In the July/August 2009 edition of the American Bar Association’s Business Law Today, nonprofit attorney Gene Takagi and assistant Emily Chan write about the alternatives to setting up a tax exempt charitable organization. They point out that in an environment that is increasingly competitive, the majority of new charities do not succeed.

Charity founders and their attorneys should consider many things before proceeding to file for exemption – beyond the simple questions of how, when, and what are the costs.  First, the authors stress the importance of good planning and research.  The charity should develop a business plan.  “The plan should define the nonprofit’s mission and identify its core activities, potential supporters, and targeted beneficiaries. It also should contain an assessment of the nonprofit’s environment, including its potential allies and competitors, and a projected multiyear budget.”  If there is not a “plan for viability,” good intentions alone will not provide for the needs of the intended recipients.

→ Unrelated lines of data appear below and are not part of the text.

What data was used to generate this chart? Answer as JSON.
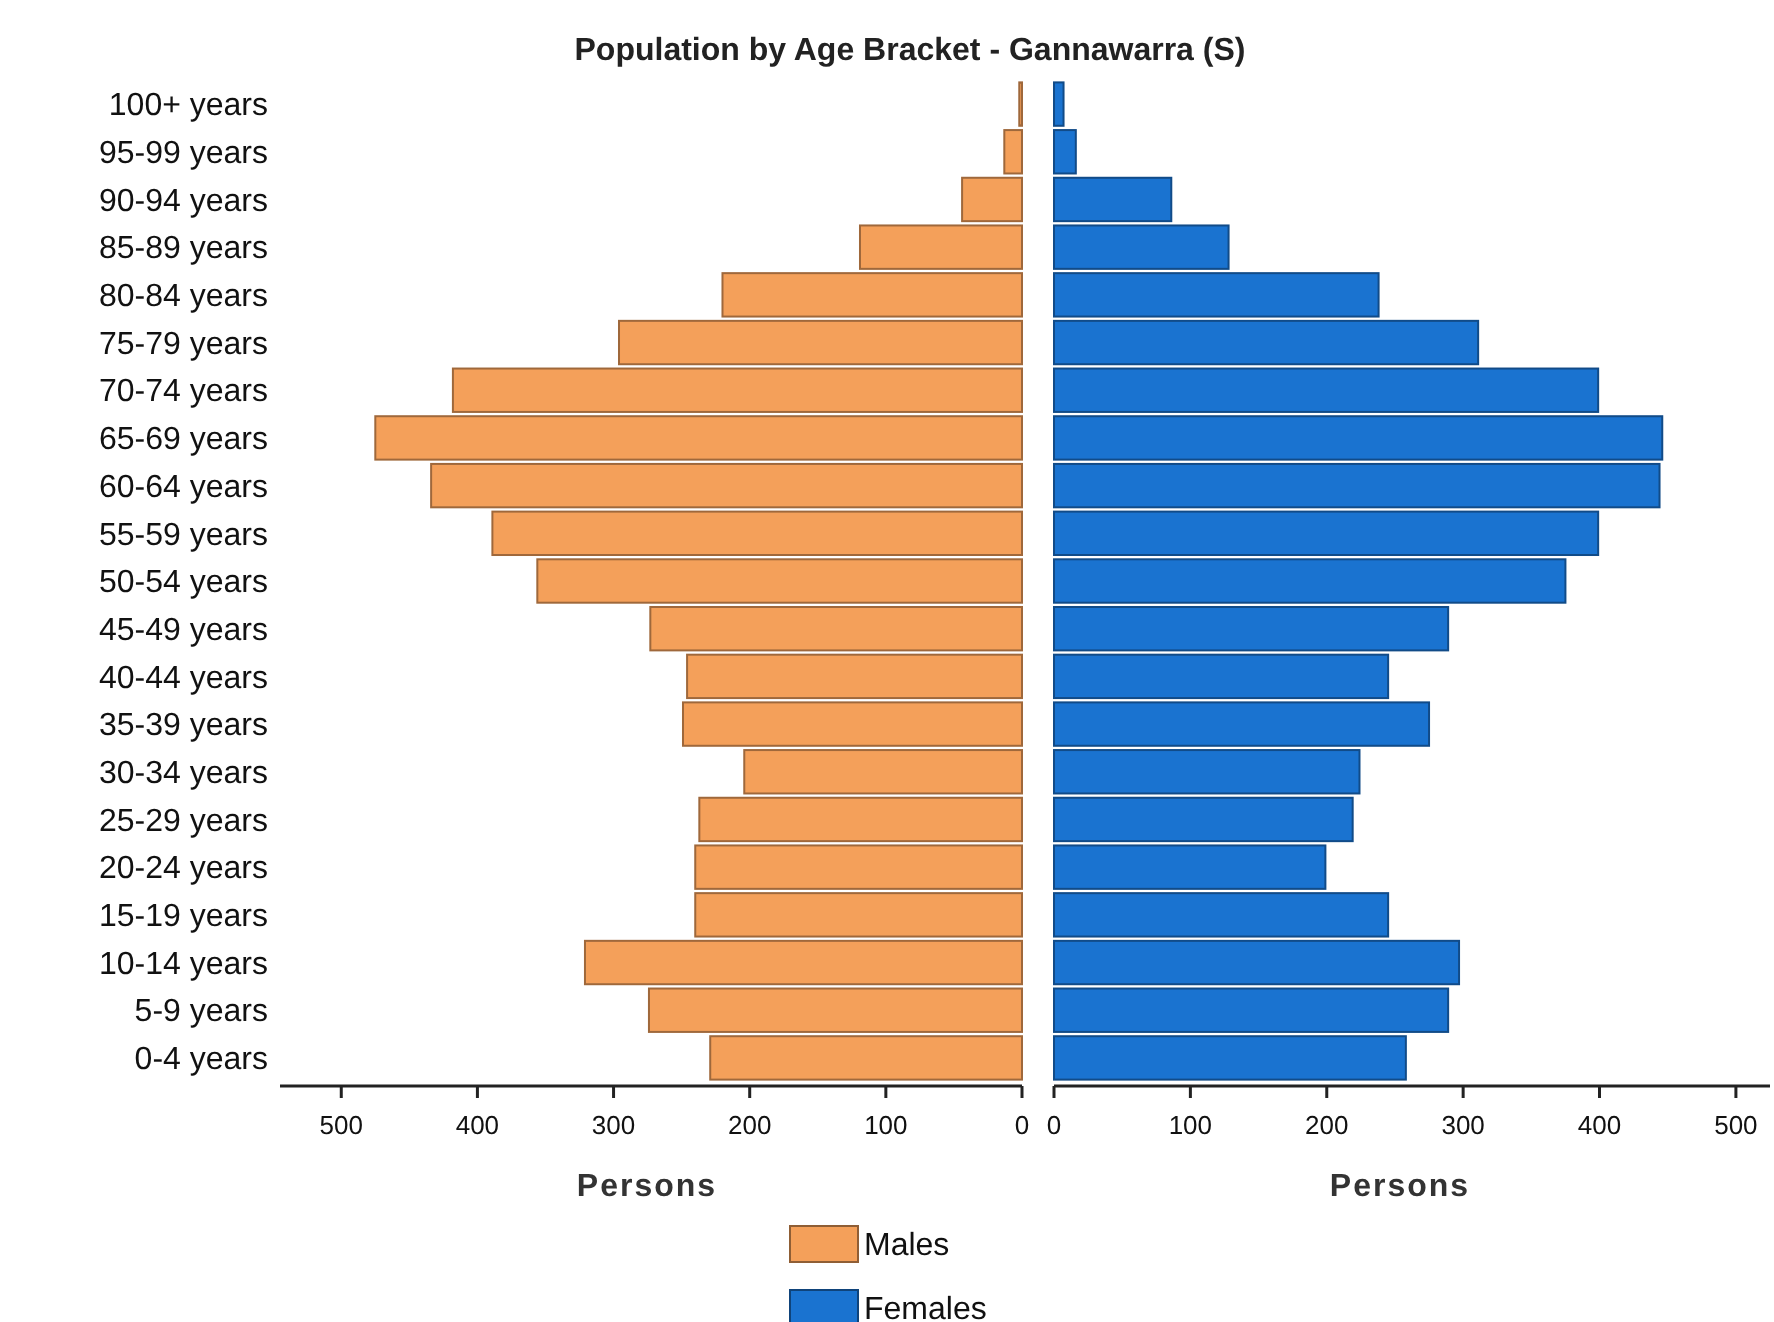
{
  "chart_data": [
    {
      "type": "bar",
      "orientation": "horizontal",
      "title": "Population by Age Bracket - Gannawarra (S)",
      "xlabel": "Persons",
      "categories": [
        "100+ years",
        "95-99 years",
        "90-94 years",
        "85-89 years",
        "80-84 years",
        "75-79 years",
        "70-74 years",
        "65-69 years",
        "60-64 years",
        "55-59 years",
        "50-54 years",
        "45-49 years",
        "40-44 years",
        "35-39 years",
        "30-34 years",
        "25-29 years",
        "20-24 years",
        "15-19 years",
        "10-14 years",
        "5-9 years",
        "0-4 years"
      ],
      "xlim": [
        545,
        0
      ],
      "xticks": [
        500,
        400,
        300,
        200,
        100,
        0
      ],
      "legend": "bottom",
      "grid": false,
      "series": [
        {
          "name": "Males",
          "color": "#f4a05a",
          "values": [
            2,
            13,
            44,
            119,
            220,
            296,
            418,
            475,
            434,
            389,
            356,
            273,
            246,
            249,
            204,
            237,
            240,
            240,
            321,
            274,
            229
          ]
        }
      ]
    },
    {
      "type": "bar",
      "orientation": "horizontal",
      "xlabel": "Persons",
      "tick_labels": "x",
      "categories": [
        "100+ years",
        "95-99 years",
        "90-94 years",
        "85-89 years",
        "80-84 years",
        "75-79 years",
        "70-74 years",
        "65-69 years",
        "60-64 years",
        "55-59 years",
        "50-54 years",
        "45-49 years",
        "40-44 years",
        "35-39 years",
        "30-34 years",
        "25-29 years",
        "20-24 years",
        "15-19 years",
        "10-14 years",
        "5-9 years",
        "0-4 years"
      ],
      "xlim": [
        0,
        525
      ],
      "xticks": [
        0,
        100,
        200,
        300,
        400,
        500
      ],
      "legend": "bottom",
      "grid": false,
      "series": [
        {
          "name": "Females",
          "color": "#1a73d0",
          "values": [
            7,
            16,
            86,
            128,
            238,
            311,
            399,
            446,
            444,
            399,
            375,
            289,
            245,
            275,
            224,
            219,
            199,
            245,
            297,
            289,
            258
          ]
        }
      ]
    }
  ]
}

Secondly, charity founders need to be aware of the implications of tax exemption.  The prohibition of private inurement is a pillar of a nonprofit organization.  An ignorance of these rules could result in heavy penalties for the leadership or even a loss of tax exemption.  In addition, charities must comply with many ongoing reporting and governance obligations.

Takagi and Chan recommend considering the following alternatives:  (1) an alliance with an existing nonprofit, (2) fiscal sponsorship, or (3) a donor-advised fund.

There is no need to reinvent the wheel.  The authors point out that many charity founders do a poor job scanning other charities (over 1.8 million nonprofits last year) to find out if there are other that are already doing the same kind of work.  Collaboration may reduce a beginner’s risks while also giving the benefit of the older charity’s experience and established access to the contribution market.

A “fiscal sponsorship” is when the founders of a new charitable project form a relationship with an existing charity.  This can be set up many different ways, but it usually involves the sponsoring charity allowing the new project to benefit from its tax exempt status and other administrative support in exchange for a small portion of the funds generated for the new project.  The authors commend this arrangement but stress the importance of a well-drafted fiscal sponsorship agreement.

Takagi and Chan would direct those planning to form a grant-making private foundation to consider the benefits of using a donor advised fund instead.  These funds allow the donors to advise the sponsoring organization how they would like their contributions to be used, and these wishes will be consistently honored, though the donor technically loses control over the direction of money.  The authors list some advantages of using this method: 1) No formation costs, 2) Possibility of making immediate deductible contributions, 3) More generous deduction limits (because the sponsoring organization is a public charity), 4) No administrative, investment, or governance responsibilities (and associated risks), and 5) No need to provide oversight over grants.

The authors encourage both charitably-minded individuals and the attorneys they approach to consider some of the alternatives to forming a new tax exempt organization before assuming there is but one way to accomplish their charitable goals.